Os cibercriminosos entendem isso. Eles não precisam invadir — eles simplesmente fazem login, explorando identidades e confiança humana. Seja por meio de phishing, engenharia social ou seja por meio de permissões de aplicativos maliciosos, os invasores visam indivíduos. E com o surgimento da IA generativa, as ameaças estão se tornando mais personalizadas, convincentes e rápidas do que nunca.
É por isso que interromper ameaças direcionadas deve começar com a visibilidade de quem está sendo atacado, como e por quê. As equipes de segurança precisam de informações sobre as táticas dos agentes de ameaças e a capacidade de entender quais usuários estão sendo socialmente projetados, representados ou manipulados.
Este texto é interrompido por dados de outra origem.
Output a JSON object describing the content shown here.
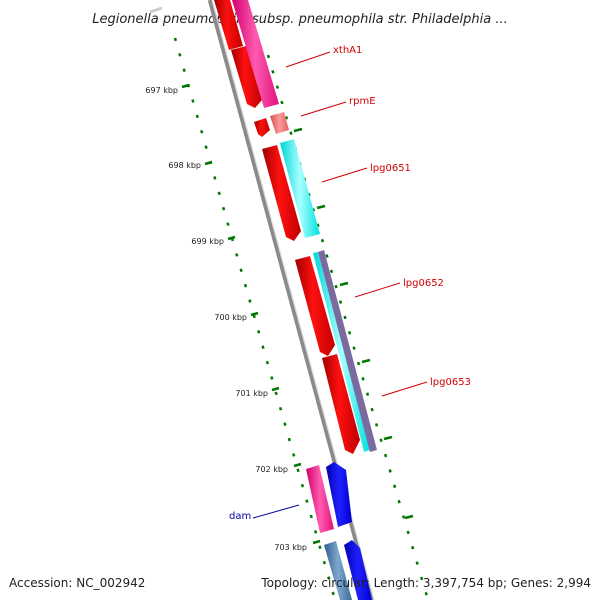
{
  "title": "Legionella pneumophila subsp. pneumophila str. Philadelphia ...",
  "footer": {
    "accession": "Accession: NC_002942",
    "summary": "Topology: circular; Length: 3,397,754 bp; Genes: 2,994"
  },
  "ticks": [
    "697 kbp",
    "698 kbp",
    "699 kbp",
    "700 kbp",
    "701 kbp",
    "702 kbp",
    "703 kbp"
  ],
  "genes": [
    {
      "name": "xthA1",
      "color": "#d40000"
    },
    {
      "name": "rpmE",
      "color": "#d40000"
    },
    {
      "name": "lpg0651",
      "color": "#d40000"
    },
    {
      "name": "lpg0652",
      "color": "#d40000"
    },
    {
      "name": "lpg0653",
      "color": "#d40000"
    },
    {
      "name": "dam",
      "color": "#0000a0"
    }
  ],
  "colors": {
    "backbone": "#8a8a8a",
    "cds_red": "#ff0000",
    "rna_pink": "#ff1493",
    "cyan": "#00ffff",
    "blue": "#0000ff",
    "ticks": "#007700"
  }
}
Adaptar as defesas para proteger os indivíduos mais vulneráveis ou valiosos não é mais opcional — é essencial.
Marília Miranda, estatística, demógrafa e professora da UnB
Qual é o panorama da inclusão digital para a população idosa no Distrito Federal?
A transformação digital trouxe desafios. Tivemos, especialmente em virtude da pandemia de covid-19, mudanças rápidas e estratégicas, relacionadas ao uso da tecnologia. Só que, quando pensamos em inclusão digital, a população idosa enfrenta uma certa dificuldade, pois são pessoas que têm uma escolaridade mais baixa e são pouco expostas à tecnologia. Além das dificuldades, parte dessa população apresenta certa aversão à adesão. Pensando na população idosa, apesar de a gente ter um crescimento do acesso à internet, muitos dos idosos, no Censo de 2022, aproximadamente 65% deles, não usavam a internet porque não sabia como acessar. Temos um padrão que é muito mais forte entre os idosos com 80 anos ou mais, que são justamente os que têm menor escolaridade e maior dificuldade, não só relacionada à habilidade tecnológica, mas também devido a questões cognitivas e incapacidades, tendo em vista a idade.
As políticas públicas ou iniciativas do GDF para promover a inclusão digital dos idosos são suficientes?
Não. Uma coisa é pensar na inclusão digital, outra é na alfabetização digital. E, no caso das pessoas idosas, isso é muito mais importante. Não adianta apenas a população ter acesso à internet, é necessário também que ela saiba utilizar a tecnologia, de fato. Ainda é preciso criar políticas públicas com esse viés pensando nesse perfil específico que a população idosa tem. E isso não é só o GDF, é de uma forma geral.
Quais são as próximas tendências e desafios que devemos esperar nesse campo?
Eles estão relacionados às políticas públicas, que devem começar não só no pensamento do que deveríamos fazer para promover uma maior inclusão digital para a pessoa idosa, mas também em como essa população poderia contribuir para uma menor desigualdade nesse sentido. É preciso escutar quais são as dificuldades e os medos que os idosos enfrentam, quando o assunto é a transformação digital. Outro desafio é pensar não só na inclusão, mas na alfabetização digital da pessoa idosa.